Figure 6. FOXC2 is necessary for the acquisition of endothelial phenotypic and functional characteristics in vitro.

(A) Immortalized (HMLE) and RAS-transformed (HMLER) human mammary epithelial cells were plated in cell-specific medium. After 24 hours, the cells were treated either with vehicle or desferrioxamine (DFX), a hypoxia-mimetic, for 48 hours prior to fixation and immunostaining for FOXC2 (green) and HIF-1α (red). Nuclei were counterstained with DAPI (blue). Right panels are merged images of individual channels. Scale bar: 20 μm. (B) HMLE cells, transduced with shRNAs targeting firefly luciferase (shControl) or FOXC2 (shFOXC2), were treated with DFX for 48 hours. Following DFX treatment, the cells were fixed and immunostained for HIF-1α (green) and KDR (red). Nuclei were counterstained with DAPI (blue). Right panels are merged images of individual channels. Scale bar: 20 μm (C) GFP-labeled HMLE cells (green) were co-mixed with either MDA-MB-231-shControl or MDA-MB-231-shFOXC2 cells and plated onto Matrigel in EGM-2. After 24 hours, the cells were imaged using brightfield (BR) and fluorescence microscopy. Right panels are overlays of brightfield and fluorescent images. The impact of FOXC2 knockdown on the ability of MDA-MB-231 cells to form vascular-like networks and stimulate the incorporation of GFP-labeled HMLE cells into mosaic structures was examined. (D) GFP-labeled HMLE cells (green) were co-mixed with either HMLE-Snail-shControl or HMLE-Snail-shFOXC2 cells and plated onto Matrigel in EGM-2. After 24 hours, the cells were imaged, using brightfield (BR) and fluorescence microscopy, and the formation of tubular structures assessed. Right panels are overlays of brightfield and fluorescent images. Representative images are shown. MDA-MB-231 have been abbreviated to MDA 231.

Figure 7. FOXC2 is necessary for the ability of cells that have undergone EMT to augment neoangiogenesis.

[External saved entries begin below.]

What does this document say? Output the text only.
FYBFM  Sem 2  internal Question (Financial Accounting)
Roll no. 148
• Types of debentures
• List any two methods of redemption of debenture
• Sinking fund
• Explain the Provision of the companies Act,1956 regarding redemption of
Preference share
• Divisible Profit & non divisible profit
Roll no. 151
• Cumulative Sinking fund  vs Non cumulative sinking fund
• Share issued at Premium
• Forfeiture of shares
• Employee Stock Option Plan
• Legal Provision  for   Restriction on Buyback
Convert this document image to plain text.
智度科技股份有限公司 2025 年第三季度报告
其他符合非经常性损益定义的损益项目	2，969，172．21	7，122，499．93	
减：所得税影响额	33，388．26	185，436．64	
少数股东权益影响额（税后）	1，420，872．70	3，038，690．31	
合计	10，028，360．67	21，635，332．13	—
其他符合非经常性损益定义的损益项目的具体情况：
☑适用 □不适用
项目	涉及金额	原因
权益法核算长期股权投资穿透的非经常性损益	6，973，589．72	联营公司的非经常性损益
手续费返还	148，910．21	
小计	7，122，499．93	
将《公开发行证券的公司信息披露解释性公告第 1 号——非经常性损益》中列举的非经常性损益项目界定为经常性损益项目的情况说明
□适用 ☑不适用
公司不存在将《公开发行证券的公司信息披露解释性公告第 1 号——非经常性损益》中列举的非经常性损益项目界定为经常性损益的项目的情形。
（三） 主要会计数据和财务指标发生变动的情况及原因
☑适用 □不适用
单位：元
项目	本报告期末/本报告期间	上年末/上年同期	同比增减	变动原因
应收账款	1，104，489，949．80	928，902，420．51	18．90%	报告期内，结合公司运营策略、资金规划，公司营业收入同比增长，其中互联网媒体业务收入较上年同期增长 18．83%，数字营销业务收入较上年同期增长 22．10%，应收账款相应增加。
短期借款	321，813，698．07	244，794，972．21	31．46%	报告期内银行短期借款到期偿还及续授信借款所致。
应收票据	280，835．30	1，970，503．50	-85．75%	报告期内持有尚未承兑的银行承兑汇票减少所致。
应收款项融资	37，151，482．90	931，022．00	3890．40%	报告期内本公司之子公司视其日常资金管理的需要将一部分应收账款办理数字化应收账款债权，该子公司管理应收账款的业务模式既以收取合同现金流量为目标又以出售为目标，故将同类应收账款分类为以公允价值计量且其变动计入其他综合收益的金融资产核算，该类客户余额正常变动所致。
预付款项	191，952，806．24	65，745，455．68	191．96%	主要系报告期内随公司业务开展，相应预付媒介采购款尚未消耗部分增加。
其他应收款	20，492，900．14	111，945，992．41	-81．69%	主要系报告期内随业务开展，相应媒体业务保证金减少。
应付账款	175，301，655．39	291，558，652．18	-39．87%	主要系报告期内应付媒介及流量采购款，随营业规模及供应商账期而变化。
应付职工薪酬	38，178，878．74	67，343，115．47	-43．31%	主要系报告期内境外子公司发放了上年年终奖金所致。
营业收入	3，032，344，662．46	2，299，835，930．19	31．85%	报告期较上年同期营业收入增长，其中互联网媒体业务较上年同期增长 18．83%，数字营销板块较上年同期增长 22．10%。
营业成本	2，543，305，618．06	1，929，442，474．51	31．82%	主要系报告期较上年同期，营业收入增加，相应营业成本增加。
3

(A) RFP/luciferase-labeled MCF-7 cells were admixed with either HMLE-Snail-shControl or HMLE-Snail-shFOXC2 cells, and orthotopically implanted into female NOD/SCID mice. The bioluminescent signal emitted by the implanted cells, or the resulting primary tumors, was recorded using bioluminescent imaging 1 day post injection and 8 weeks post implantation, respectively. Blue, least intense, to red, most intense. (B) The tumors from the mice in (A) were excised and imaged prior to processing for histology. Graphical representation of the tumor volumes at endpoint is shown on the right. (C) Tissue sections, from the core regions of the tumors in (B), were stained with H&E. Arrows indicate the location of blood vessels. Scale bar, 100 μm. The average number of blood vessels per microscopic field is plotted on the right. (D) Tissue sections, from the core regions of the tumors in (B), were co-stained with antibodies directed against the SV40 large-T antigen (green) and human CD31 (red). Nuclei were counterstained with DAPI (blue). Right panels are merged images of individual channels. Insets represent high-magnification images of encircled areas. Arrows indicate SV40 large-T antigen/CD31 double-positive cells. Scale bar, 100 μm. n = 5 mice/group. Representative images are shown.